Alam spread 'false' news to stir up 'trouble'
Prime Minister Sheikh Hasina says she is convinced that jailed photographer Shahidul Alam instigated trouble by spreading what she describes as "false news" about protests against her rule in August.
In an interview with Reuters in New York late last month, she described Alam, who is known as one of South Asia's preeminent photographers, as "mentally sick" and blamed his behavior on his family background.
She offered no evidence for her accusations, which Alam's family and lawyer reject.
Hasina said that Alam had spread false news as authorities were trying to calm the students.
"He tried to use this situation, to instigate it," she said. "We tried to save the children but he tried to use these children. All the false news he started... how can you accept it?"

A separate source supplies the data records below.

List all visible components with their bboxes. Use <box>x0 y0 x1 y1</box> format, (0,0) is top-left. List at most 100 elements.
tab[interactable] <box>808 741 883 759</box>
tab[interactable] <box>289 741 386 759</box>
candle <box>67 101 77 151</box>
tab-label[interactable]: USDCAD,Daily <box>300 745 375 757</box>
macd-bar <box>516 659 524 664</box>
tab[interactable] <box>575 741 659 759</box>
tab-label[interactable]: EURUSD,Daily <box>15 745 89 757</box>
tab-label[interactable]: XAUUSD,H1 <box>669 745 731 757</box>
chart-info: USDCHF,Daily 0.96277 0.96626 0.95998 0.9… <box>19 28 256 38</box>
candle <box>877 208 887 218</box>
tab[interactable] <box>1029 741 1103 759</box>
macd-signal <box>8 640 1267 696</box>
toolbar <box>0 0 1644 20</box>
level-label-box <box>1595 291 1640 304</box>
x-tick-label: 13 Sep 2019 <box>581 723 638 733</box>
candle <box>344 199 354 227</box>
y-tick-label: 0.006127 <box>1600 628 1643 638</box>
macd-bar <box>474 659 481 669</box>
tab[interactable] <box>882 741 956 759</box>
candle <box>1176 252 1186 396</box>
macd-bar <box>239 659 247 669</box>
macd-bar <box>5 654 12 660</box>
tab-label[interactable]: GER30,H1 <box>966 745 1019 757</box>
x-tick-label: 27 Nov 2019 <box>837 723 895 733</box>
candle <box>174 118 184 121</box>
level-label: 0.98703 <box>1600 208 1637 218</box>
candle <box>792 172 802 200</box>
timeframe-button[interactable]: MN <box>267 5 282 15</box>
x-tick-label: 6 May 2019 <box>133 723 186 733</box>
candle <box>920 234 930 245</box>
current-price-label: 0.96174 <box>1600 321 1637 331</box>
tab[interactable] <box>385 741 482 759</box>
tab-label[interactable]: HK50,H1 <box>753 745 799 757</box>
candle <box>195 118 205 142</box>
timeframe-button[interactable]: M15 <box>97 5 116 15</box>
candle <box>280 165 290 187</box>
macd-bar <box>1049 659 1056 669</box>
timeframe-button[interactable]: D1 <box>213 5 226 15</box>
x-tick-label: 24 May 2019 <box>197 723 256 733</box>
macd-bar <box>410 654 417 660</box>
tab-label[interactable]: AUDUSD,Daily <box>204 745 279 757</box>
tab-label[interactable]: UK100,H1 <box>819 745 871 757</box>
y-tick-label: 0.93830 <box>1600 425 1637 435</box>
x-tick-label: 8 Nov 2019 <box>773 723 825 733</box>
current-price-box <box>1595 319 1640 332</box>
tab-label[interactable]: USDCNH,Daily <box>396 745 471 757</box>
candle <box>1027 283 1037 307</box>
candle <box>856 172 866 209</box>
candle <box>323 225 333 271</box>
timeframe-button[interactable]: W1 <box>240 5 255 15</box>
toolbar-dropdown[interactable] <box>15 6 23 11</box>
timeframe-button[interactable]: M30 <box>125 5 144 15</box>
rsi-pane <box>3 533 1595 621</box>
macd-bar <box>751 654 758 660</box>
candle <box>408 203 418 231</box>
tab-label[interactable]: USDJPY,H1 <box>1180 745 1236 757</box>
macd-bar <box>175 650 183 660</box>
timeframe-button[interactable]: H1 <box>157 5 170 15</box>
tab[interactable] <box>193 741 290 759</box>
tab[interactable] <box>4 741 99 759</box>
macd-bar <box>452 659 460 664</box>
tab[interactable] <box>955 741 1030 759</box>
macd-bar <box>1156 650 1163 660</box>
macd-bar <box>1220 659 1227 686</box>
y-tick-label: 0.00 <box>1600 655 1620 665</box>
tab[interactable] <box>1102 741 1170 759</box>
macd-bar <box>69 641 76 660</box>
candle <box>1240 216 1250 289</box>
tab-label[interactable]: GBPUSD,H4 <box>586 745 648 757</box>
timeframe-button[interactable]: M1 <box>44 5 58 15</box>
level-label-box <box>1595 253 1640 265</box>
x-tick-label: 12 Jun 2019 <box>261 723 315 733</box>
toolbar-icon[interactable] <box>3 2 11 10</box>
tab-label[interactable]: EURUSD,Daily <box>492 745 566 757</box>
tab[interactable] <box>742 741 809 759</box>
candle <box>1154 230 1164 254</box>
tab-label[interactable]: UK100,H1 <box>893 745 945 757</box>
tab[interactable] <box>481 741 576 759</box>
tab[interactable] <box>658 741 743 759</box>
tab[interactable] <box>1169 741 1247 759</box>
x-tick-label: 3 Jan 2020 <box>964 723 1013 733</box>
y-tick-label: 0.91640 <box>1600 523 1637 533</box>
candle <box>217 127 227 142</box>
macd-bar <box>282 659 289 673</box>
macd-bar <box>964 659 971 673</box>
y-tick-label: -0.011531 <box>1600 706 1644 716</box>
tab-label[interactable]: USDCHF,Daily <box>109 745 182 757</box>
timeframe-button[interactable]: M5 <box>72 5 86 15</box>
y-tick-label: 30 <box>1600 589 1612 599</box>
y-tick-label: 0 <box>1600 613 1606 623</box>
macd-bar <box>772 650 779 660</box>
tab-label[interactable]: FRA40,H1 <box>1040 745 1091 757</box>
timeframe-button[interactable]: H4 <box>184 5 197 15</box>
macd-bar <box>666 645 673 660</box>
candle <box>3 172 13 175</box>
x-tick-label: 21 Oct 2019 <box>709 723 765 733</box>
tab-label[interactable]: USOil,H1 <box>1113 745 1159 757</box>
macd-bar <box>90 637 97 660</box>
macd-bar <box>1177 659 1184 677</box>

She also sharply criticized Alam's deceased great uncle, Abdus Sabur Khan, a former government minister who opposed Bangladesh's independence and allied with Pakistan.
"He opposed our liberation war, he joined Pakistan, he didn't accept Bangladesh. In 1971 he was with the Pakistani occupation army," Hasina said. "Sometimes blood speaks, you understand that."
The war for independence is still a sensitive topic in the country.
Alam was arrested in August, hours after criticising the government's response to widespread student protests.
His detention has been widely seen as a test for freedom of speech in the country and has sparked worldwide demands for his release.
Told of Hasina's comments, Alam's family said the government had already decided on his guilt before a trial can be held. "It shows they have already made their judgment," said Alam's niece, Dilruba Karim. She added that Hasina's comments "are hugely cruel and don't befit the leader of a so-called democracy".
Anisul Huq, a cabinet minister who handles legal affairs in Hasina's government, said the country's judicial system has "full independence and freedom".
Alam, a long-term critic of Hasina's Awami League, is being investigated under a controversial section of the Information and Communication Technology Act, which Human Rights Watch says has been used in a number of arbitrary detentions of government critics and is one of several laws that have been used to stifle free speech.
The New York-based Committee to Protect Journalists has called the case "rife with due process violations", an accusation that Huq denied.
The government firmly denies it has interfered with freedom of speech. "No government has safeguarded and upheld principles of freedom of expression, freedom of speech and freedom of press as much as this government of Hasina has done," Huq said.
A new law, called the Digital Security Act, signed into law by the nation's president on Monday despite protests from local journalists and the United States, stipulates a maximum jail sentence of 14 years for several offences, including secretly recording inside government buildings and spreading "propaganda" against Bangladesh's 1971 war for independence.
About the newly-passed Digital Security Act, Hasina told Reuters that reporters had nothing to fear.
“If they have confidence that they will not do anything wrong then why should they worry," she said.